The first English language comics work of Spanish cartoonist Rayco Pulido, Ghostwriter is a book full of contradictions… but oddly reconcilable ones. It’s uncomfortably bleak, for example, but in that bleakness there runs a rich vein of dark comedy that is all the more wry and knowing for its unsettling quality. The story is wrapped up in the trappings of Pulido’s clear line and utilisation of stripped back caricature (another of those seeming contradictions), merging elements of noir tradition and detective fiction with social commentary and historical record.
Set in Barcelona in the early 1940s Ghostwriter follows the beguiling enigma that is protagonist Laia, a writer for a popular “agony aunt”-style radio programme.
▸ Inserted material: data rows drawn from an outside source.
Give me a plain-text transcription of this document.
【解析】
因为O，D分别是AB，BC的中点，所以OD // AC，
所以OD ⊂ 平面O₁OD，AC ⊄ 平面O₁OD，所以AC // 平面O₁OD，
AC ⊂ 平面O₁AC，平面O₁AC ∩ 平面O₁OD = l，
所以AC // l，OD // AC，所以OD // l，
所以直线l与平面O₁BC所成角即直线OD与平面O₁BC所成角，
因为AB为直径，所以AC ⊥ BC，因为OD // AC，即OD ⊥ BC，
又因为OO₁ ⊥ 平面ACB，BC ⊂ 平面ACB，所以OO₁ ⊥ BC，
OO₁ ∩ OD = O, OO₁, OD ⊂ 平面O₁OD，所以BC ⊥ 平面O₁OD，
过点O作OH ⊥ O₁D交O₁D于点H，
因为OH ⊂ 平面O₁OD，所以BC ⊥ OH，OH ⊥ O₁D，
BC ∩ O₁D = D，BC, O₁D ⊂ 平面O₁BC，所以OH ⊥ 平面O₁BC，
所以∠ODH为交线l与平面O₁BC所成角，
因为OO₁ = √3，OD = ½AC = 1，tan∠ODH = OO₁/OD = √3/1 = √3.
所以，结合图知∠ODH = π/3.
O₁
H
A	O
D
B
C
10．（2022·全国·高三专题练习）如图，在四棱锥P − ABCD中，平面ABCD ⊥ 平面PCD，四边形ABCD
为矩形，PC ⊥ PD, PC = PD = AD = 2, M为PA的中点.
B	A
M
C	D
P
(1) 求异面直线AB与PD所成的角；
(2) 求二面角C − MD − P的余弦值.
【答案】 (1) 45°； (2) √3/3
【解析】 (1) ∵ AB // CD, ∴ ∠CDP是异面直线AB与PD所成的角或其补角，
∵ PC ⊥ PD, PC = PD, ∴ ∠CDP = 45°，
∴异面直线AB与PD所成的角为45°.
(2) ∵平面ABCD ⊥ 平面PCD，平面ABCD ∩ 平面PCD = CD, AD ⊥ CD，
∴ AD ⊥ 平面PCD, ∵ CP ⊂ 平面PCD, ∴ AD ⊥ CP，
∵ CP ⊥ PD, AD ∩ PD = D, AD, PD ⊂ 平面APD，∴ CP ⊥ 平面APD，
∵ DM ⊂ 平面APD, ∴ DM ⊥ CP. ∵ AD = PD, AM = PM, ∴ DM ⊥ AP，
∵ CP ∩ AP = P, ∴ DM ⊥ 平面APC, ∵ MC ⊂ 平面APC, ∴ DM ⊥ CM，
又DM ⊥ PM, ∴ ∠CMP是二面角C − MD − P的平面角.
That latter aspect is based on the real world show El Consultorio de Elena Francis, something of a cultural phenomenon; the social significance of which Pulido speaks about in more depth in the book’s afterword.
Laia may be concerned with the relationship problems of others in her employment but her home life is apparently idyllic, with a happy marriage and a baby on the way. However, when her husband goes missing she hires the services of Mauricio, a private detective who is also a practitioner of hypnosis. Synonymous with this a spate of horrific murders of married men in the city is shocking the local populace. As Mauricio’s investigations proceed. though, lies unravel and unlikely truths come to the fore as interconnections between events and characters gradually become apparent…
Ghostwriter can be appreciated on dual levels. On the first it’s a quietly defiant commentary on the repressive mores of the time and the patriarchal world that spawned them. But it’s also a tense and ever twisting thriller that expertly distracts the reader’s eye, manipulates their preconceptions and presents a procession of reveals that pull the rug out from under the audience’s expectations. Pulido employs a large ensemble cast here, all integral parts in the machinery of the overarching narrative, and expertly manoeuvres them into position with clockwork precision.
Presented as a series of short “acts”, Ghostwriter’s black and white art and use of stark light and shade has an entrancing elegance that makes Pulido’s occasional use of splashes of red to depict the moments of brutality that pepper the story all the more intrusive for their incongruity. It’s his use of lettering effects though that stands out, not just for their clever enhancement of mood and theme but also for their comedic placement and, on occasion, near slapstick effect.
In 2017 Ghostwriter won Spain’s National Comics Award. It’s not hard to see why. Indeed, two readings of Ghostwriter are a must – the first to lose oneself in the unpredictable turns of Laia’s story and the second to enjoy in hindsight just how tautly plotted Pulido’s tale is.